Given the “challenging” security situation, the 28-nation alliance was weighing an increase of the personnel of its “Resolute Support” train, assist and advise mission from about 13,000 now, he told the Welt am Sonntag newspaper.
NATO expected to make a decision by June on the possible troop increase and on whether to lengthen the time frame of the deployments which are now renewed annually, he was quoted as saying.
The US general commanding NATO forces in Afghanistan, John Nicholson, in February told Congress he has a “shortfall of a few thousand” troops needed, warning that “we’re in a stalemate”.
US-led forces have been fighting in Afghanistan for 16 years, making it already America’s longest-ever war.
Since NATO’s combat mission formally ended in 2014, Taliban attacks have intensified and Afghan military and civilian casualties have risen.

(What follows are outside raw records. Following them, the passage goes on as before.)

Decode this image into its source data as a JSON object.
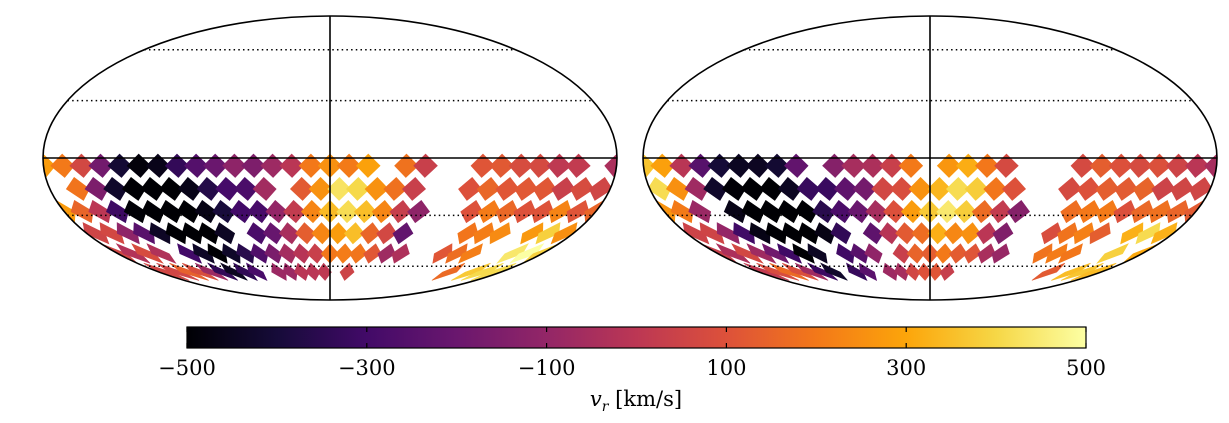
{
  "chart_data": {
    "type": "heatmap",
    "projection": "mollweide",
    "panels": [
      {
        "name": "left-map",
        "grid": "dotted",
        "seed": 11
      },
      {
        "name": "right-map",
        "grid": "dotted",
        "seed": 29
      }
    ],
    "colorbar": {
      "colormap": "inferno",
      "vmin": -500,
      "vmax": 500,
      "tick_values": [
        -500,
        -300,
        -100,
        100,
        300,
        500
      ],
      "tick_labels": [
        "−500",
        "−300",
        "−100",
        "100",
        "300",
        "500"
      ],
      "label_main": "v",
      "label_sub": "r",
      "label_unit": " [km/s]"
    }
  }
}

Taliban dressed in Afghan army uniforms last week slaughtered at least 135 young recruits at a northern base, according to official figures.

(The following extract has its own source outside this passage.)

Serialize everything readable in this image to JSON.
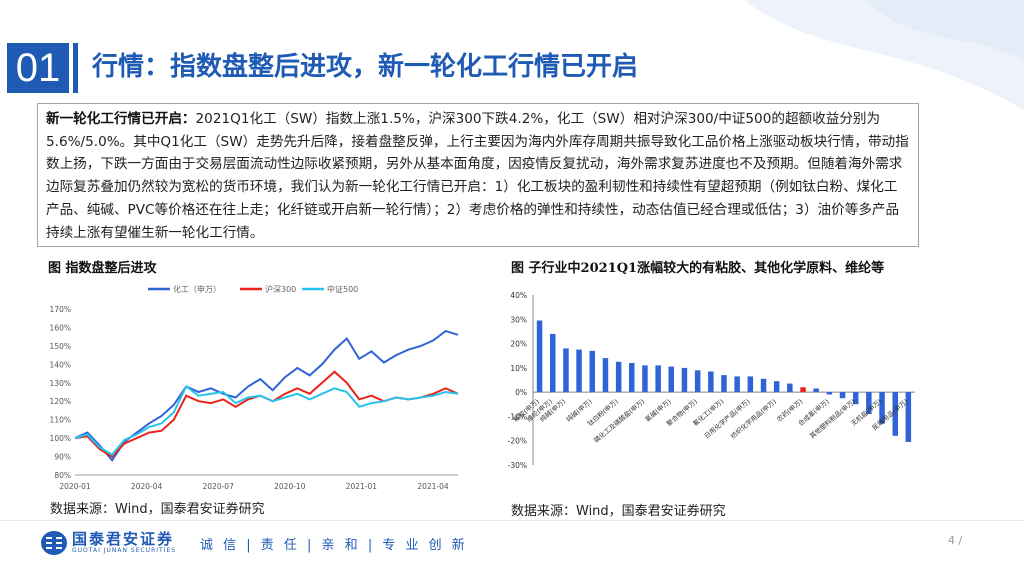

The US, which is also targeting the Islamic State group’s affiliate in Afghanistan, dropped its largest non-nuclear bomb on the jihadist group’s hideouts earlier this month, and has also returned Marines to the volatile Helmand province.
Stoltenberg said NATO also wants to increase its role in the fight against international terrorism, especially by training local forces, saying that aside from its Afghanistan and Iraq missions, “we have the potential to do even more”.
He said NATO could get more engaged in Jordan and Tunisia, calling both “islands of stability” in an unstable region.